Option B — Separate Postgres / write-only DB. Stronger isolation. Different credentials; app can append but not modify.
Option C — S3 + Parquet, append-only. Cheap at scale; immutable by storage policy. Queryable via Athena. Used for long-term retention.
Option D — Managed audit service. AWS CloudTrail-style; Datadog Audit; Splunk. Cost scales with volume.
For most teams: Option A or B, plus periodic Lambda/job archiving to S3 for compliance retention.
Append-only enforcement
If using Postgres:
CREATE ROLE audit_writer LOGIN PASSWORD '...';
GRANT INSERT ON audit_log TO audit_writer;
-- No UPDATE, no DELETE
App connects as audit_writer. Even with full DB access via that connection, can’t modify history. Modify-capable role exists for legitimate operations (rare; e.g., DSR deletion); kept separate, audited.
For S3:
Bucket policy:
- Deny DeleteObject, PutObjectAcl
- Allow PutObject only with conditions
- Object lock with retention period
Object Lock makes deletion impossible until retention expires.
Retention
Depends on:
- Regulatory requirements (SOX, HIPAA, PCI: usually 1-7 years)
- Internal policy
- Incident response needs
Typical:
- Operational logs: 30 days
- Audit logs (hot tier, Postgres): 90 days
- Audit logs (cold tier, S3): 7 years
After hot tier, archive to S3 Glacier. Slow but cheap.
Querying
Common queries operators run:
-- Everything user X did in last 24 hours
SELECT * FROM audit_log
WHERE actor_id = 'user-42' AND ts > now() - interval '24 hours'
ORDER BY ts DESC;
-- Who touched this order?
SELECT * FROM audit_log
WHERE resource_type = 'order' AND resource_id = '1247'
ORDER BY ts;
-- Failed logins from one IP
SELECT * FROM audit_log
WHERE action = 'auth.login' AND result = 'failure'
AND source_ip = '1.2.3.4' AND ts > now() - interval '1 hour';
Build a basic UI for support / security teams. Don’t make them write SQL.
What to alert on
Audit logs can drive security alerts:
- Repeated auth failures from one IP / for one user (credential stuffing)
- Privilege escalation events
- Mass data exports (e.g., a user downloading 10K records they wouldn’t normally)
- Off-hours admin activity
- Anomalous source IP (login from new country)
Stream new audit events into your alert evaluator. Most teams use Loki + Grafana alerts for this.
What NOT to log
- Passwords. Even hashed; even in fields named “password_attempted.” Never.
- Full request bodies. May contain sensitive data (credit cards, secrets).

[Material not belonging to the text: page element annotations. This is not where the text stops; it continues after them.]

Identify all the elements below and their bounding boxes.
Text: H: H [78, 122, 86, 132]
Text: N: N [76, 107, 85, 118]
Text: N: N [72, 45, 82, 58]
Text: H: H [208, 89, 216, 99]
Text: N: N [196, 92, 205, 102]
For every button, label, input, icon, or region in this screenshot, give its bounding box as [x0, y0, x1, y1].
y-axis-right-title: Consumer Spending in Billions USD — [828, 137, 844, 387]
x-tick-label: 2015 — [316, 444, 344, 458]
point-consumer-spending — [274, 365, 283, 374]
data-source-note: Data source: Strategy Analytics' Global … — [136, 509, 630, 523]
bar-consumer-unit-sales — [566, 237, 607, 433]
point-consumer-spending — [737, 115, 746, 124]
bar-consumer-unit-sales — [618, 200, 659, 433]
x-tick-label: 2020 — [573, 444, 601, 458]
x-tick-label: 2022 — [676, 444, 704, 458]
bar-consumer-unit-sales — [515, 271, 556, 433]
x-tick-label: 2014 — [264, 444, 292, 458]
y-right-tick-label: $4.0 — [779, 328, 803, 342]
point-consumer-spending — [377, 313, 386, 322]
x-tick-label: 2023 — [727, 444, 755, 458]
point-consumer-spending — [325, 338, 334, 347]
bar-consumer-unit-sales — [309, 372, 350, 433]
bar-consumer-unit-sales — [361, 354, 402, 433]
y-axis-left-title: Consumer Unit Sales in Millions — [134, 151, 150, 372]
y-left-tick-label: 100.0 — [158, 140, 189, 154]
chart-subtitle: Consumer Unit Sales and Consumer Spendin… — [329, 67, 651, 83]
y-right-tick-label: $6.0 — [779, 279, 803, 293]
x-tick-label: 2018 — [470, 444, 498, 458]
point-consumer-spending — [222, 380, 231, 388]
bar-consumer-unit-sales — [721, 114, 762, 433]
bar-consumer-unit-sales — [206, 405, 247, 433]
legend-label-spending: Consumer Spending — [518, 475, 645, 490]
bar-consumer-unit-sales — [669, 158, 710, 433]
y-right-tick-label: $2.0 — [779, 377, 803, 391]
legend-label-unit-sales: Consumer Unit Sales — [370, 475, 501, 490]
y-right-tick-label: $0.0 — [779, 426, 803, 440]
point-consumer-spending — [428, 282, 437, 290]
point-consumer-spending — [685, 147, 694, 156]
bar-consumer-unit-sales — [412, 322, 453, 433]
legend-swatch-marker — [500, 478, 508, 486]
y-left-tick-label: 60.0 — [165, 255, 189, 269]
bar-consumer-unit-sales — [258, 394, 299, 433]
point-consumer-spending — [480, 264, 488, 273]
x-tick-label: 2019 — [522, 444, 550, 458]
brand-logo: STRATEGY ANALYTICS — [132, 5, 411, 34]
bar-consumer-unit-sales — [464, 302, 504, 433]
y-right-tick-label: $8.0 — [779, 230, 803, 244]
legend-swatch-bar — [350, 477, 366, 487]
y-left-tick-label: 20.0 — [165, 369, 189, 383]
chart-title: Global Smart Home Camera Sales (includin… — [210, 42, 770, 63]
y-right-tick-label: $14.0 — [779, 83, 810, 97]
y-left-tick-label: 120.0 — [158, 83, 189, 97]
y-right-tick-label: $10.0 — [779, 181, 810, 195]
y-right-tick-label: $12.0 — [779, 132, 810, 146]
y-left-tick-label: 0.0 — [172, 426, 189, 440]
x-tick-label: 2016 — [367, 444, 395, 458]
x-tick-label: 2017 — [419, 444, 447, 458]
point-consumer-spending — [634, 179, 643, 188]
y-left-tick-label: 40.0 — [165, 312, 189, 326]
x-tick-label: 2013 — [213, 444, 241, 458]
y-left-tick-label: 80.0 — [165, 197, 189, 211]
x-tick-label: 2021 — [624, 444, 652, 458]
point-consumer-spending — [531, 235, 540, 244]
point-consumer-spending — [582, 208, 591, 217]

- Full API tokens. Log the prefix only (
sk_live_abc1...). - PII when not necessary. Log user IDs, not full names + addresses, unless the action specifically warrants it.

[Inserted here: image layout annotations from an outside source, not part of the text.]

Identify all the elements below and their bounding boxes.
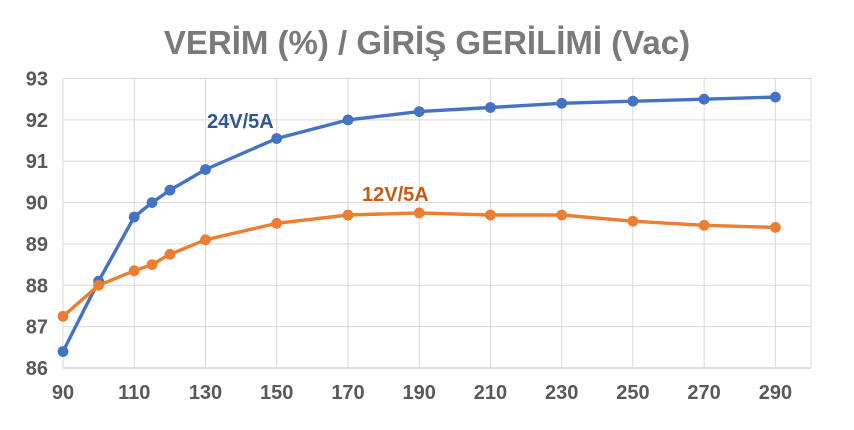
data-point-12V/5A-170	[342, 209, 354, 221]
x-tick-label-270: 270	[687, 382, 720, 404]
y-tick-label-88: 88	[26, 275, 48, 297]
data-point-24V/5A-290	[770, 91, 781, 103]
y-tick-label-92: 92	[26, 110, 48, 132]
data-point-24V/5A-270	[698, 93, 710, 105]
x-tick-label-110: 110	[118, 382, 150, 404]
y-tick-label-87: 87	[26, 317, 48, 339]
x-tick-label-170: 170	[331, 382, 364, 404]
data-point-12V/5A-230	[556, 209, 568, 221]
data-point-12V/5A-110	[128, 265, 140, 277]
data-point-24V/5A-210	[485, 102, 496, 113]
x-tick-label-190: 190	[403, 382, 436, 404]
y-tick-label-90: 90	[26, 193, 48, 215]
data-point-12V/5A-290	[770, 222, 781, 233]
data-point-12V/5A-270	[698, 219, 710, 231]
data-point-24V/5A-130	[200, 164, 211, 175]
data-point-12V/5A-115	[146, 259, 158, 270]
chart-title: VERİM (%) / GİRİŞ GERİLİMİ (Vac)	[163, 24, 691, 61]
x-tick-label-230: 230	[545, 382, 578, 404]
data-point-12V/5A-190	[413, 207, 425, 219]
data-point-24V/5A-250	[627, 95, 639, 107]
series-label-12v-5a: 12V/5A	[362, 184, 429, 206]
data-point-24V/5A-115	[146, 197, 158, 209]
y-tick-label-91: 91	[26, 151, 48, 173]
series-label-24v-5a: 24V/5A	[207, 111, 274, 133]
data-point-24V/5A-150	[271, 133, 283, 144]
y-tick-label-93: 93	[26, 69, 48, 91]
x-tick-label-250: 250	[616, 382, 649, 404]
data-point-24V/5A-170	[342, 114, 354, 126]
data-point-24V/5A-190	[413, 106, 425, 117]
x-tick-label-290: 290	[759, 382, 792, 404]
y-tick-label-86: 86	[26, 358, 48, 380]
data-point-12V/5A-90	[57, 310, 69, 322]
data-point-12V/5A-130	[200, 234, 211, 246]
data-point-12V/5A-150	[271, 217, 283, 229]
x-tick-label-210: 210	[474, 382, 507, 404]
y-tick-label-89: 89	[26, 234, 48, 256]
data-point-24V/5A-90	[57, 346, 69, 357]
data-point-12V/5A-120	[164, 248, 176, 260]
data-point-24V/5A-110	[128, 211, 140, 223]
data-point-12V/5A-100	[93, 279, 104, 291]
data-point-12V/5A-250	[627, 215, 639, 227]
data-point-12V/5A-210	[485, 209, 496, 221]
data-point-24V/5A-120	[164, 184, 176, 196]
x-tick-label-150: 150	[260, 382, 293, 404]
data-point-24V/5A-230	[556, 97, 568, 109]
x-tick-label-130: 130	[189, 382, 222, 404]
x-tick-label-90: 90	[52, 382, 74, 404]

- GDPR-sensitive data without retention plan. Audit logs are subject to deletion requests.
Common Pitfalls
No audit logs. “We can see operational logs.” Different thing.
Mixing audit and operational logs. Audit gets sampled, dropped, expired. Defeats the purpose.
Audit logs in the same DB with full write access. Insider can modify. Use restricted role.
No retention policy. Disk fills, or compliance violations.
Querying audit by full-text search. Slow. Index by actor_id, resource_id, ts.
Logging password attempts. Don’t, even hashed.
Audit log lookup as a hot path. Causes load on a write-mostly DB. Either materialize summaries or query rarely.
Wrapping Up
Audit log = who did what to which resource when. Separate from ops logs. Append-only. Retention by compliance. Wednesday: November retro.